Diamond Price Pressure

Prices of both natural and lab-grown diamonds have just experienced what is likely their most erratic year ever. Natural diamond prices dropped for eight consecutive months in 2024, a trend only recently halted by “pre-holiday demand and a drop in polished production,” according to Rapaport, producer of the RapNet Diamond Index. The root cause? Overproduction of lab-grown diamonds.

GSI

In a fall 2024 Robb Report article, De Beers Brands’ CEO Sandrine Conseiller firmly put the blame on “high volumes of supply coming online in China and India.” (In May 2024, De Beers lowered the per-carat price of its lab-grown diamonds from $800 to $500.) A month later at the JCK Las Vegas Show, it revealed a strategy to “revitalize desire for natural diamonds” and stop manufacturing lab-grown diamonds for jewelry.

“Growing production volumes have gone hand in hand with falling prices,” diamond industry analyst Paul Zimnisky recently told the Financial Times. “Over the past 10 years, the price of a slightly better than medium quality 1-carat round, polished natural diamond is down about 25 to 30% at retail. An equivalent lab-grown diamond is down about 90 to 95%. Today, a generic lab-grown diamond can be bought for as little as one-twentieth the price of an equivalent natural diamond.”

Further muddying the waters are the mixing of lab-grown and natural or mined diamonds—a mix of intentional moves and human errors. Debbie Azar, president and cofounder of Gem Science International (GSI), says it’s become commonplace. 

SHEFI Diamonds

GSI is seeing both laboratory-grown diamonds mixed into natural diamond jewelry as well as natural diamonds in laboratory-grown jewelry,” she says. “As laboratory-grown diamonds growth processes advance, with features that closely mimic natural stones, the risk of undisclosed mixing has grown significantly. Advanced testing protocols, specialized equipment, and expertise are essential to accurately identify diamond growth origin, whether they are natural, laboratory-grown, or a mix of both.”

Given that diamonds account for more than half of sales in the fine-jewelry category in the U.S., manufacturers are often the first to be affected. After they do their diamond-testing due diligence—or send items to a lab like GSI to do it for them—they have the pricing problem to address.

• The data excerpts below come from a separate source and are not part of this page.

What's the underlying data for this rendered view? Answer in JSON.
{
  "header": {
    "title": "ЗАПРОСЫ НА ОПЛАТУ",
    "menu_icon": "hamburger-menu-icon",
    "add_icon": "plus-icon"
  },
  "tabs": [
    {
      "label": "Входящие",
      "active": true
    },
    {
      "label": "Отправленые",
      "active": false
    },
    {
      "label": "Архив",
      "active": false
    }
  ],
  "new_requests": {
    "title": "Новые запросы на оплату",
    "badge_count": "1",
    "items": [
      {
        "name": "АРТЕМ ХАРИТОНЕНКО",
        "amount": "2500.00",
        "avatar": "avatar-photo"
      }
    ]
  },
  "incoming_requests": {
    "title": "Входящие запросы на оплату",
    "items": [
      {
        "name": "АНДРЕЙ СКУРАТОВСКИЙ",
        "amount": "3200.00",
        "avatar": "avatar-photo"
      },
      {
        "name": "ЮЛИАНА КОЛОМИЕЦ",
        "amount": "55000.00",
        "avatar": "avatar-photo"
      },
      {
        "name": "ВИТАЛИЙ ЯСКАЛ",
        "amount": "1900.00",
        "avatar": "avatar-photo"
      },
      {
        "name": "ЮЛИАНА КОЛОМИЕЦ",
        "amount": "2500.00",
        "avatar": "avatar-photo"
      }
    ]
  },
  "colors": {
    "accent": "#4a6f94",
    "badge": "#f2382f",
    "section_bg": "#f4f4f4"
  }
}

SHEFI Diamonds’ Marketing Director Surbhi Jain maintains that the company does adjust prices when “significant” changes arise to ensure that “inventory remains competitively priced without compromising quality.”

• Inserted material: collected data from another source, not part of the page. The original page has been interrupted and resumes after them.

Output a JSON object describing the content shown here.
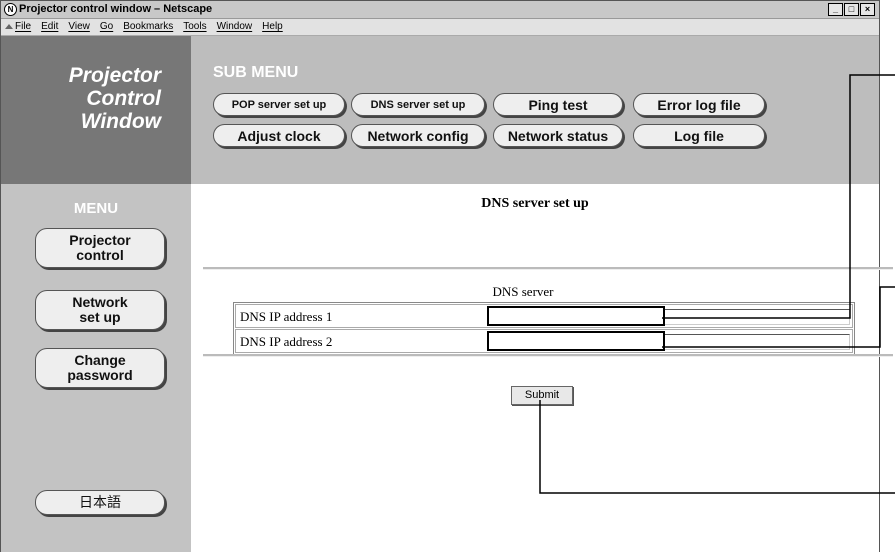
{
  "window": {
    "title": "Projector control window – Netscape",
    "title_icon": "netscape-icon",
    "controls": {
      "minimize": "_",
      "maximize": "□",
      "close": "×"
    }
  },
  "menubar": {
    "items": [
      "File",
      "Edit",
      "View",
      "Go",
      "Bookmarks",
      "Tools",
      "Window",
      "Help"
    ]
  },
  "logo": {
    "line1": "Projector",
    "line2": "Control",
    "line3": "Window"
  },
  "submenu": {
    "title": "SUB MENU",
    "buttons": {
      "pop": "POP server set up",
      "dns": "DNS server set up",
      "ping": "Ping test",
      "errorlog": "Error log file",
      "clock": "Adjust clock",
      "netconfig": "Network config",
      "netstatus": "Network status",
      "log": "Log file"
    }
  },
  "menu": {
    "title": "MENU",
    "projector_line1": "Projector",
    "projector_line2": "control",
    "network_line1": "Network",
    "network_line2": "set up",
    "password_line1": "Change",
    "password_line2": "password",
    "japanese": "日本語"
  },
  "main": {
    "title": "DNS server set up",
    "section": "DNS server",
    "fields": {
      "dns1_label": "DNS IP address 1",
      "dns1_value": "",
      "dns2_label": "DNS IP address 2",
      "dns2_value": ""
    },
    "submit": "Submit"
  },
  "colors": {
    "logo_bg": "#777777",
    "submenu_bg": "#bdbdbd",
    "sidebar_bg": "#c3c3c3",
    "button_bg": "#eeeeee"
  }
}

SHEFI also credits its “long-standing partnerships,” which allow it to “navigate market changes smoothly, ensuring our retail partners continue to thrive,” adds Jain.

Ostbye

Ostbye, too, adjusts pricing when necessary. For sure, retailers are aware of the fluctuations.

“For the most part it is something that doesn’t need to be discussed,” explains Theresa Namie, merchandise manager. But when it does arise, the conversation typically surrounds lab-grown diamonds.

“We let them know we are doing the research and providing them with the best-quality product to meet their price points,” she observes.

The company also addresses costs through thoughtful designs.

“We are thinking about what would be most beneficial to our retailers so they can have consistent best sellers in stock and on-trend styles that will sell through,” adds Namie. “The biggest trend we are seeing in bridal is mined diamond engagement semi-mountings for larger center lab-grown diamonds.”